Copernicus Sees Apollo Launch Pad

It’s fun to see Copernicus take part in the Apollo 11 Anniversary with this image of the Apollo 11 launch pad as the area is now.

ESA has a larger version of this image, the file size is about 8.5 MB so if you have a slower connection it might take some time. Here’s the link. I do highly recommend looking at it though because it is excellent.

The image contains modified Copernicus Sentinel data (2019), processed by ESA, CC BY-SA 3.0 IGO

Here’s ESA’s caption:

Celebrating 50 years since Apollo 11 blasted off with the first humans that would walk on the Moon, Copernicus Sentinel-2 captures the historic launch site at Kennedy Space Center, Cape Canaveral, Florida, US.

On 16 July 1969, the Saturn V rocket carrying Apollo 11 began its momentous voyage to the Moon.

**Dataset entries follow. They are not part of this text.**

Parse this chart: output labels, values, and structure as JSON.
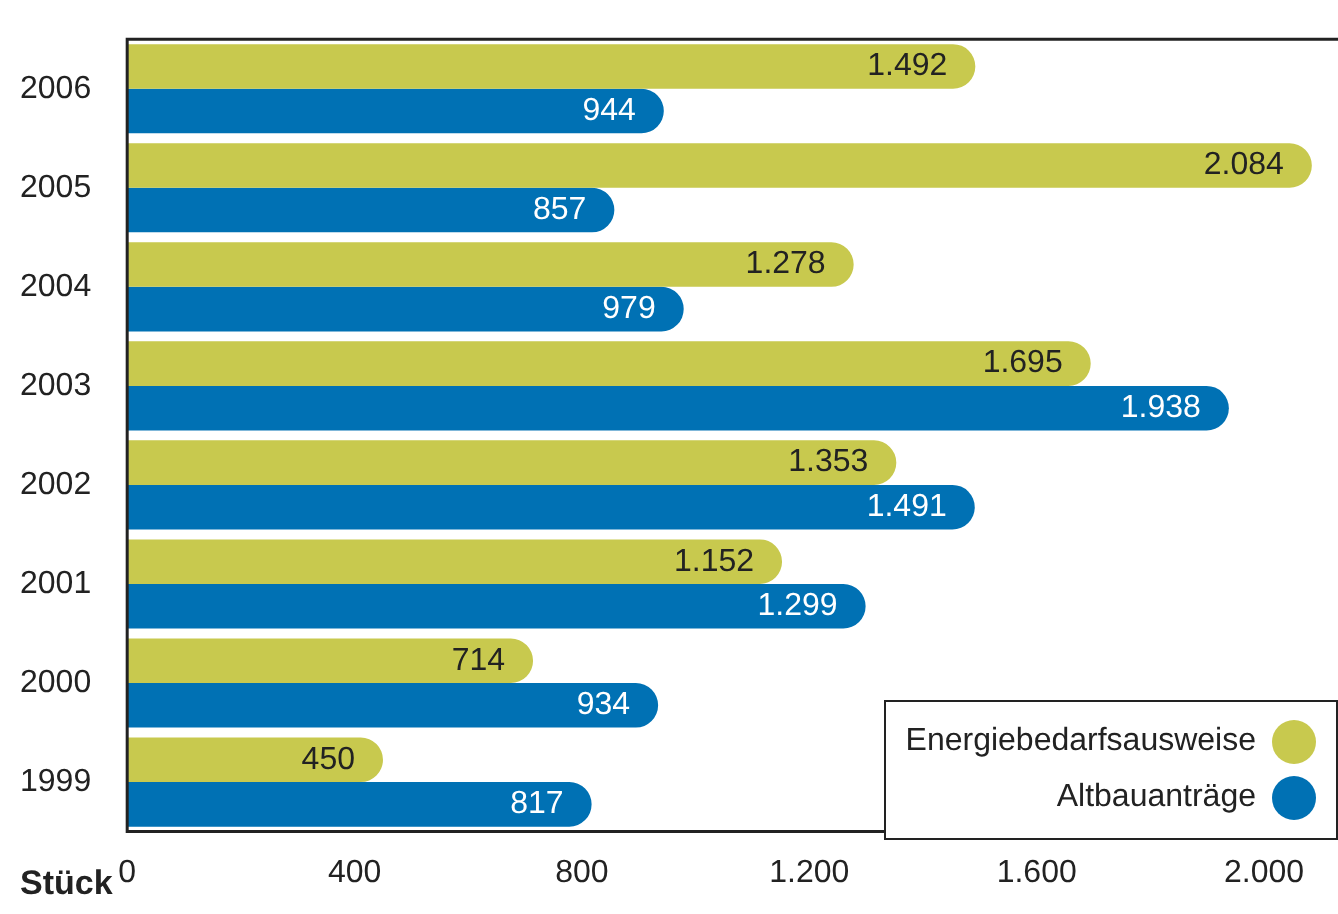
{
  "chart_data": {
    "type": "bar",
    "orientation": "horizontal",
    "xlabel": "Stück",
    "categories": [
      "2006",
      "2005",
      "2004",
      "2003",
      "2002",
      "2001",
      "2000",
      "1999"
    ],
    "series": [
      {
        "name": "Energiebedarfsausweise",
        "color": "#c8c94e",
        "values": [
          1492,
          2084,
          1278,
          1695,
          1353,
          1152,
          714,
          450
        ],
        "value_labels": [
          "1.492",
          "2.084",
          "1.278",
          "1.695",
          "1.353",
          "1.152",
          "714",
          "450"
        ]
      },
      {
        "name": "Altbauanträge",
        "color": "#0071b4",
        "values": [
          944,
          857,
          979,
          1938,
          1491,
          1299,
          934,
          817
        ],
        "value_labels": [
          "944",
          "857",
          "979",
          "1.938",
          "1.491",
          "1.299",
          "934",
          "817"
        ]
      }
    ],
    "xlim": [
      0,
      2130
    ],
    "xticks": [
      0,
      {
        "value": 400,
        "label": "400"
      },
      {
        "value": 800,
        "label": "800"
      },
      {
        "value": 1200,
        "label": "1.200"
      },
      {
        "value": 1600,
        "label": "1.600"
      },
      {
        "value": 2000,
        "label": "2.000"
      }
    ],
    "grid": false,
    "legend": "bottom right"
  }
}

It lifted off from launch pad 39A – which can be seen in this Copernicus Sentinel-2 image from 29 January 2019. Launch pad 39A is the second pad down from the top (the launch pad at the far top is 39B).

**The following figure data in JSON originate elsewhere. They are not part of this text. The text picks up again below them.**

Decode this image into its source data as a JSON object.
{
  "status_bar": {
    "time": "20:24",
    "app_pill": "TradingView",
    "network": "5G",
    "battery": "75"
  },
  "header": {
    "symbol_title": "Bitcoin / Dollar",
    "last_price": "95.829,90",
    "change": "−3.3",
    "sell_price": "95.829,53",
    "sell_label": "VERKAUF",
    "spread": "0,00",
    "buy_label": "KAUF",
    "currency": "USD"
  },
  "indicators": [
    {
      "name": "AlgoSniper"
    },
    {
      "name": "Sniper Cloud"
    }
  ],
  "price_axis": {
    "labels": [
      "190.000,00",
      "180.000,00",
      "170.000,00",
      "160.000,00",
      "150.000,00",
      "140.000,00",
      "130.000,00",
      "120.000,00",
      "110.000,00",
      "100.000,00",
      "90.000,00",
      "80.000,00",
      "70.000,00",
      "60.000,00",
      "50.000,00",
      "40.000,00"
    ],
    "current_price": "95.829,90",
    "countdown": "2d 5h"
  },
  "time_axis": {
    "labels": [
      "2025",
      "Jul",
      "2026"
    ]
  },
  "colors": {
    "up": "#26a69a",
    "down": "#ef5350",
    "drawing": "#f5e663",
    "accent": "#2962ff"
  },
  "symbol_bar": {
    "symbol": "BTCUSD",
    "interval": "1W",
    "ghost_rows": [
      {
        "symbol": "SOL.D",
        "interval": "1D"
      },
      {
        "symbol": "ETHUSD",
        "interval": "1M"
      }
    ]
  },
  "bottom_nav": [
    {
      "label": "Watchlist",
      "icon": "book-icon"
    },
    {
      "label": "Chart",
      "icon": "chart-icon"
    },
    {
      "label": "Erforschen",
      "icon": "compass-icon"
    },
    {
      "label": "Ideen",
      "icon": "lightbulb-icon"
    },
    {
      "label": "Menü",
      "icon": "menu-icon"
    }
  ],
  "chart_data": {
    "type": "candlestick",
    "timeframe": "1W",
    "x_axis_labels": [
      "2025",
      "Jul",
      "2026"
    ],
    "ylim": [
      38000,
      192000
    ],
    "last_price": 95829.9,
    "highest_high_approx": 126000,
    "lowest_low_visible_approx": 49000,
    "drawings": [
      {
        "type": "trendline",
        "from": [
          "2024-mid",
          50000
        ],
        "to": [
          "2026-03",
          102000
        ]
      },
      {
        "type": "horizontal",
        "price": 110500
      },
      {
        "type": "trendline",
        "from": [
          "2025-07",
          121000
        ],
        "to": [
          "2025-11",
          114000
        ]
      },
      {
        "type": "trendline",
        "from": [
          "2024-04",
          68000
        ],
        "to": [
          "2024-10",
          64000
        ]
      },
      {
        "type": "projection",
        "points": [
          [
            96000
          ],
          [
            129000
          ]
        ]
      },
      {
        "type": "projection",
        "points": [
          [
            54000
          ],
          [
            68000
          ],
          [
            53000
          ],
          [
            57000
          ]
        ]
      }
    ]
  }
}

The crew – Neil Armstrong, mission commander, Michael Collins, command module pilot and Edwin ‘Buzz’ Aldrin, lunar module pilot – were embarking on a milestone in human history.

Just four days later, the lunar module, the Eagle, touched down. Watched on television by millions around the world, Neil Armstrong was the first to set foot on the Moon, famously saying, “That’s one small step for man, one giant leap for mankind.”

A few minutes later he was joined by Buzz Aldrin. They took photographs, planted the US flag, spoke to President Richard Nixon via radio transmission and spent a couple of hours walking and collecting dust and rocks. The two men returned to lunar module, slept that night on the surface of the moon, and then the Eagle began its ascent back to re-join the command module, which had been orbiting the Moon with Michael Collins. Apollo splashed back down safely in the Pacific Ocean on 24 July.

The Moon has again captured the attention of space agencies. ESA and international partners are now looking forward to the next era of human exploration, and to better understand the resources available on the Moon to support human missions longer-term. While Apollo 11 touched down for the first time on the near side of the Moon 50 years ago, it is time to explore the far side, examine different types of lunar rocks there to probe deeper into the Moon’s geological history and to find resources like water-ice that are thought to be locked up in permanently shadowed craters near the Moon’s south pole.